Sunday, April 24, 2011
Wednesday, April 20, 2011
“There was no one out there who didn’t want to be Breht Boone’s friend. // A world-class conversationalist // Genuine .”
The Knicks are struggling in what could be their final game of the season. The Celtics are pounding, and the scoreboard reads four eights across the board: 88-88. The bar is rowdy and alive. The waitresses are hustling and the bartender is sliding shots down the line. The world is still moving, but a table of four that will soon grow to a table of 5,6, and eventually 15-20 is at a standstill.
I look across the table to one of the best friends that I have made here in this big endless city that sometimes echoes loneliness even when a bar is filled to capacity. His eyes try to swallow his tears, but they are unable.
“I just don’t know when I’ll break down again,” he says to us. One of his best guy friends reaches for his hands, and we nod in agreement. A night like this isn’t supposed to be easy—like the Knicks losing in the final seconds—this family feels the struggle of a tough battle—one that saw the loss of not a championship trophy, but a champion—a person who smiled beautifully, drew poetically, and lived genuinely. A person who would one day build a gallery of art to auction off. A person who allowed each person whose life he became a part of to be the highest bidder and have the opportunity to be a part of his.
I didn’t know Breht Boone that well. Before I met him, I knew of his epic alliterative name and of his art, of his kindness and his sincerity--and I before I met him, above all, I knew that I wanted to be his friend. Before ever speaking a word to him, shaking his hand, or giving a head nod hello, I knew that I wanted to one day have him be part of my life. The family of friends that I had been invited into last year had spoken so highly of him that I often declared to some of them, “Damnet, when do I get to meet Breht Boone?“
And then one day I did. And every word I had heard about the man, the artist, the cheerful soul, was undoubtedly true. It wasn’t before long that Breht and I were having a conversation with two, three, and then four other people about movies we hated, movies that were awesome, and movies that we couldn’t agree on. It wasn’t before long that I could see why each and every person I had met before Breht, had such kind and enduring words to say about him, his personality, and his talent.
Now, sitting in a bar with his New York City family, I can see their pain, their hurt, and their disengagement with any world that exists outside the one they are living in. Time has stopped. And even if the trains are moving, the streets are humming, and the lights in Times Square are glowing, this family doesn’t know that. They know what they are feeling and whom they are feeling it with. My friend is no longer trying to swallow his tears, his face is red, his hair is ruffled, and his body seems tired.
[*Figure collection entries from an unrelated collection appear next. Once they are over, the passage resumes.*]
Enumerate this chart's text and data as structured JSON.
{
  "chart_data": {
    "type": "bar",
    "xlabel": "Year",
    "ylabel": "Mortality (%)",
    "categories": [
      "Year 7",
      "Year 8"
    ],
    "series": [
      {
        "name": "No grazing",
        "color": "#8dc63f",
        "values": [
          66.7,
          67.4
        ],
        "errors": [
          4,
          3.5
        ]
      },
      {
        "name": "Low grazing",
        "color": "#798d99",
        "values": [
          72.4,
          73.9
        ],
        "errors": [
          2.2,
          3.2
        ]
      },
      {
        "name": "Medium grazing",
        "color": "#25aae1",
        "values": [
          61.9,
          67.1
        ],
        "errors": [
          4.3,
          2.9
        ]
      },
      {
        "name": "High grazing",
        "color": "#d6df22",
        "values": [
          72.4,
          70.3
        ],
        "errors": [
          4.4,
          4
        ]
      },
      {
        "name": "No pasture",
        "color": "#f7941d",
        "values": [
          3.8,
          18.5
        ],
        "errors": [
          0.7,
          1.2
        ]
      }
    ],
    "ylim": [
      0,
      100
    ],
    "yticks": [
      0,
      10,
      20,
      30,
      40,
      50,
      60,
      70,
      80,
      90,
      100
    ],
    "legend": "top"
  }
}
Several others join him. From across the bar, I see others laughing over memories they have over the charismatic comic book fan, the man I was often told to be the last man standing at parties, the man they all loved and believed in. I see my good friends, remembering their great friend…their brother…their reminder that great people do exist in this world—people who are probably too good for this world anyway.
On the night that I met Breht, he reached to grab his phone and show me examples of his drawings. He told me how he was planning an art show, how excited he was for it, and how everything was coming together. It may not be the art show we all expected, but I am pretty sure he’s going to draw us a pretty beautiful and amazing gallery of a better world from up above.